Ovulation is a critical component of conception, but it may not have much of a bearing on whether a woman has a miscarriage. Some medical professionals assume that if a woman conceives from an early ovulation, she's at higher risk of having a miscarriage, but there is some conflicting information from fertility experts.
Early Ovulation, Pregnancy and Miscarriage
The link between ovulation and pregnancy is strong, but this isn't the case with ovulation and miscarriage. The strongest link between the two is that a woman must be pregnant to experience a miscarriage. Without ovulation, a pregnancy won't occur.
With early ovulation, there may be difficulty conceiving in the first place. If ovulation occurs early, before the egg becomes fully mature, there is the likelihood that it is a premature egg and of poor quality. It is less likely to be fertilized or implant within the uterus, therefore making it difficult to become pregnant. Your doctor may consider putting you on fertility drugs to lengthen your cycle for this issue. Some professionals tend to disagree on various aspects of fertility, ovulation, and miscarriage, which makes the topic confusing.
Can Early or Even Late Ovulation Lead to Miscarriage?
If a woman doesn't ovulate, she won't become pregnant, but does it really make a difference if the egg is released early or late? Two leading IVF experts offer very different perspectives of ovulation and conception, which can confuse the issue. Although conception is the main focus of their respective endeavors, the risk of miscarriage is a key component as well. If ovulating too early or too late can increase the risk of losing the pregnancy, then women trying to conceive have another stressful problem to face.
Dr. Sami David's Opinion
According Dr. Sami David's book, Making Babies, follicular phases that last longer than 20 days can deteriorate the quality of the egg and increase the risk of chromosomal abnormalities, which can lead to miscarriage.
Dr. Edward J. Ramirez's Opinion
On the other hand, Dr. Edward J. Ramirez, the executive medical director at Monterey Bay IVF Program, disagrees with the notion that longer follicular phases can increase the risk of chromosomal abnormalities. He states in his blog, "There is no connection between follicular phase length and miscarriage."

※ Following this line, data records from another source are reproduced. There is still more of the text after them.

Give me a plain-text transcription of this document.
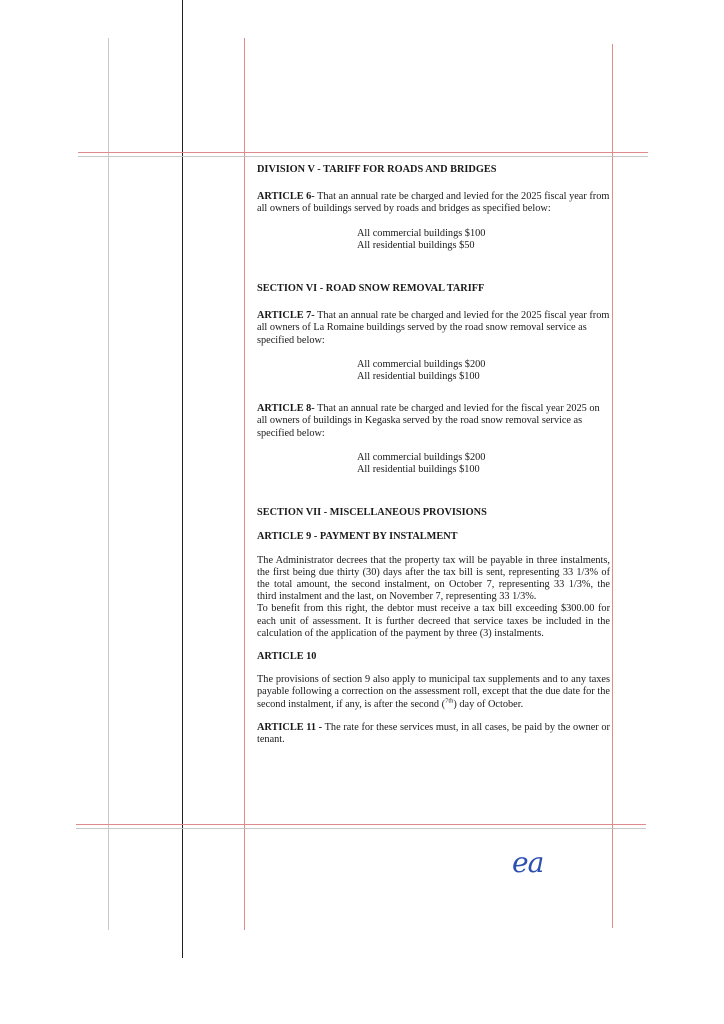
DIVISION V - TARIFF FOR ROADS AND BRIDGES

ARTICLE 6- That an annual rate be charged and levied for the 2025 fiscal year from all owners of buildings served by roads and bridges as specified below:

All commercial buildings $100
All residential buildings $50

SECTION VI - ROAD SNOW REMOVAL TARIFF

ARTICLE 7- That an annual rate be charged and levied for the 2025 fiscal year from all owners of La Romaine buildings served by the road snow removal service as specified below:

All commercial buildings $200
All residential buildings $100

ARTICLE 8- That an annual rate be charged and levied for the fiscal year 2025 on all owners of buildings in Kegaska served by the road snow removal service as specified below:

All commercial buildings $200
All residential buildings $100

SECTION VII - MISCELLANEOUS PROVISIONS

ARTICLE 9 - PAYMENT BY INSTALMENT

The Administrator decrees that the property tax will be payable in three instalments, the first being due thirty (30) days after the tax bill is sent, representing 33 1/3% of the total amount, the second instalment, on October 7, representing 33 1/3%, the third instalment and the last, on November 7, representing 33 1/3%.

To benefit from this right, the debtor must receive a tax bill exceeding $300.00 for each unit of assessment. It is further decreed that service taxes be included in the calculation of the application of the payment by three (3) instalments.

ARTICLE 10

The provisions of section 9 also apply to municipal tax supplements and to any taxes payable following a correction on the assessment roll, except that the due date for the second instalment, if any, is after the second ($^{7th}$) day of October.

ARTICLE 11 - The rate for these services must, in all cases, be paid by the owner or tenant.

ea
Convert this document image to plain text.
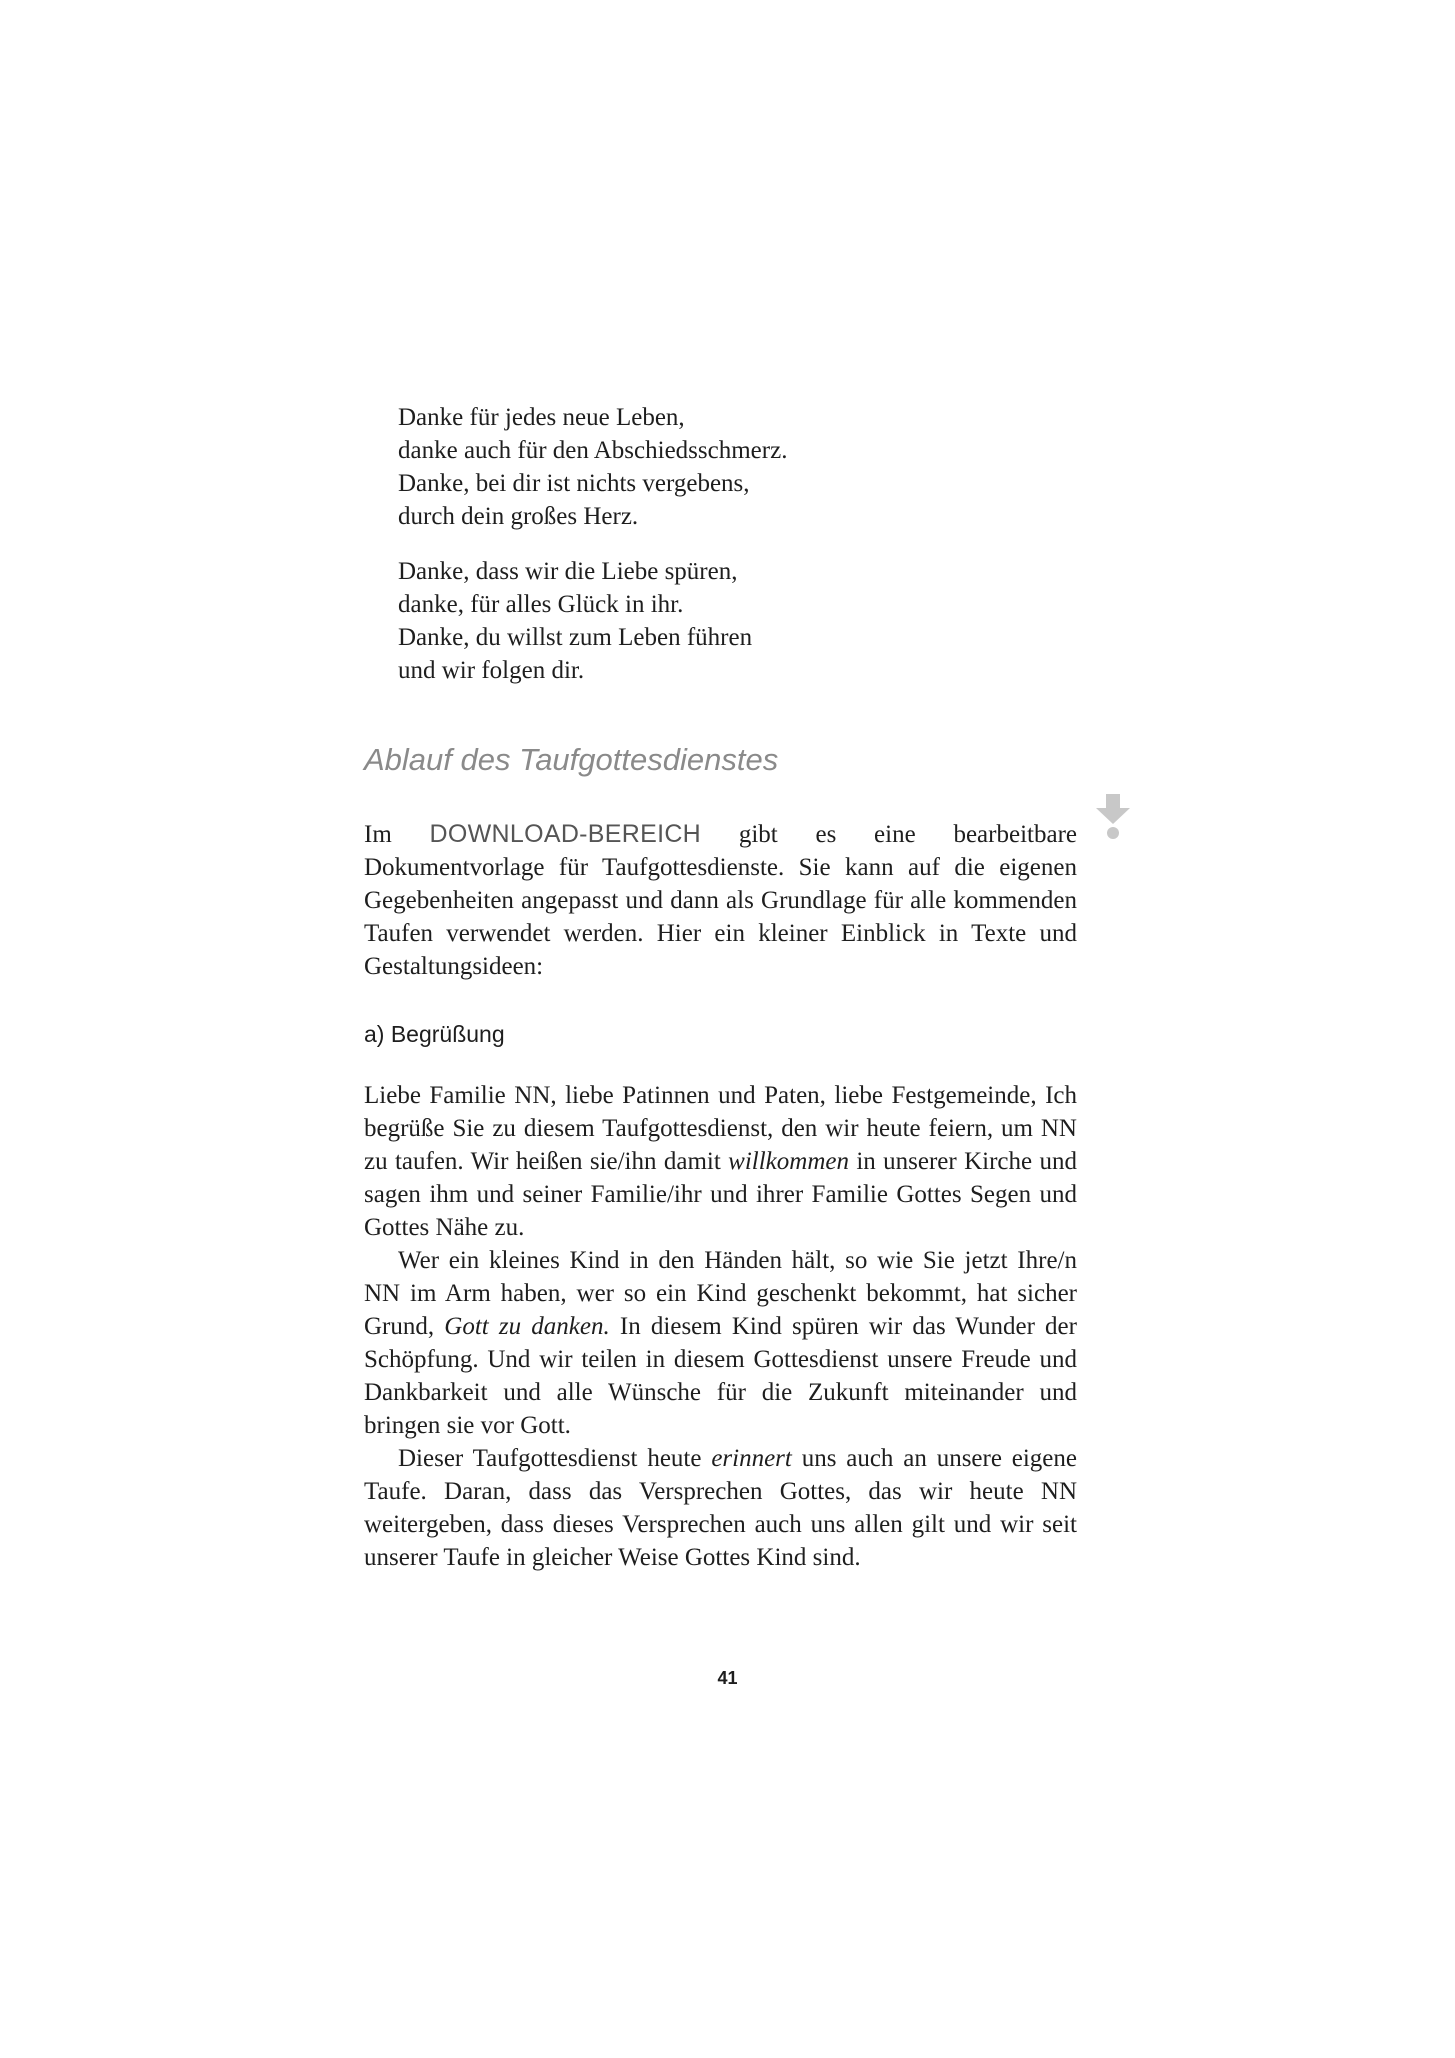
Danke für jedes neue Leben,
danke auch für den Abschiedsschmerz.
Danke, bei dir ist nichts vergebens,
durch dein großes Herz.
Danke, dass wir die Liebe spüren,
danke, für alles Glück in ihr.
Danke, du willst zum Leben führen
und wir folgen dir.
Ablauf des Taufgottesdienstes

Im DOWNLOAD-BEREICH gibt es eine bearbeitbare Dokumentvorlage für Taufgottesdienste. Sie kann auf die eigenen Gegebenheiten angepasst und dann als Grundlage für alle kommenden Taufen verwendet werden. Hier ein kleiner Einblick in Texte und Gestaltungsideen:

a) Begrüßung

Liebe Familie NN, liebe Patinnen und Paten, liebe Festgemeinde, Ich begrüße Sie zu diesem Taufgottesdienst, den wir heute feiern, um NN zu taufen. Wir heißen sie/ihn damit willkommen in unserer Kirche und sagen ihm und seiner Familie/ihr und ihrer Familie Gottes Segen und Gottes Nähe zu.

Wer ein kleines Kind in den Händen hält, so wie Sie jetzt Ihre/n NN im Arm haben, wer so ein Kind geschenkt bekommt, hat sicher Grund, Gott zu danken. In diesem Kind spüren wir das Wunder der Schöpfung. Und wir teilen in diesem Gottesdienst unsere Freude und Dankbarkeit und alle Wünsche für die Zukunft miteinander und bringen sie vor Gott.

Dieser Taufgottesdienst heute erinnert uns auch an unsere eigene Taufe. Daran, dass das Versprechen Gottes, das wir heute NN weitergeben, dass dieses Versprechen auch uns allen gilt und wir seit unserer Taufe in gleicher Weise Gottes Kind sind.

41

Deciphering Expert Opinions
If Dr. Ramirez is correct, ovulating too early would not increase the risk of chromosomal abnormalities and it would not relate to miscarriage. If Dr. David (who is a reproductive endocrinologist) is correct, the duration of the follicular phase plays a significant role. No matter which perspective you prefer, ovulation continues to play a primary role in conception and possibly the health of the baby. Treating and preventing ovulation problems can help.
Preventing and Treating Ovulation Problems
Although it's debatable whether early ovulation leads to miscarriage, problems with ovulation can interfere with your ability to become pregnant. A healthy pregnancy begins with ovulation and an awareness of when the event occurs each month.
Watch for Signs of Ovulation
Learn to look for telltale signs that you are ovulating and keep track of when it happens every month. Hormones play a big role, so be sure to talk to your doctor about testing progesterone levels if you think that your cycle is abnormal. If you are trying to conceive, your doctor may want to determine whether you are having anovulatory cycles (when ovulation doesn't occur at all).
According to the Advanced Fertility Center of Chicago, treatments for ovulation problems include:
- Ultrasound to evaluate the ovaries and determine if polycystic ovarian syndrome is present.
- Drug therapy, using medications that induce ovulation, such as Clomid.
- Bromocriptine, which may be used to treat anovulation that is caused by high levels of the hormone prolactin.
Taking a Holistic Approach
Lifestyle and holistic approaches may help, but it is crucial that you discuss any techniques that you adopt with your doctor. Getting proper sleep, moderate exercise, and a healthy diet can also be helpful. Reducing stress levels can yield good results as well.
Supplements like FertilAid are supposed to promote regular ovulation, according to the product's website. Although the supplement contains natural ingredients, it's still imperative that you talk to your doctor first before taking it.
There have been no clinical trials that prove early or late ovulation leads to miscarriage, but irregular cycles and unbalanced hormone levels can interfere with your ability to become and stay pregnant. Differing theories about the role the length of the follicular phase plays can make the issue a little murky, but seeing a doctor to determine if you have an irregular cycle can help put you back on track to successfully conceiving.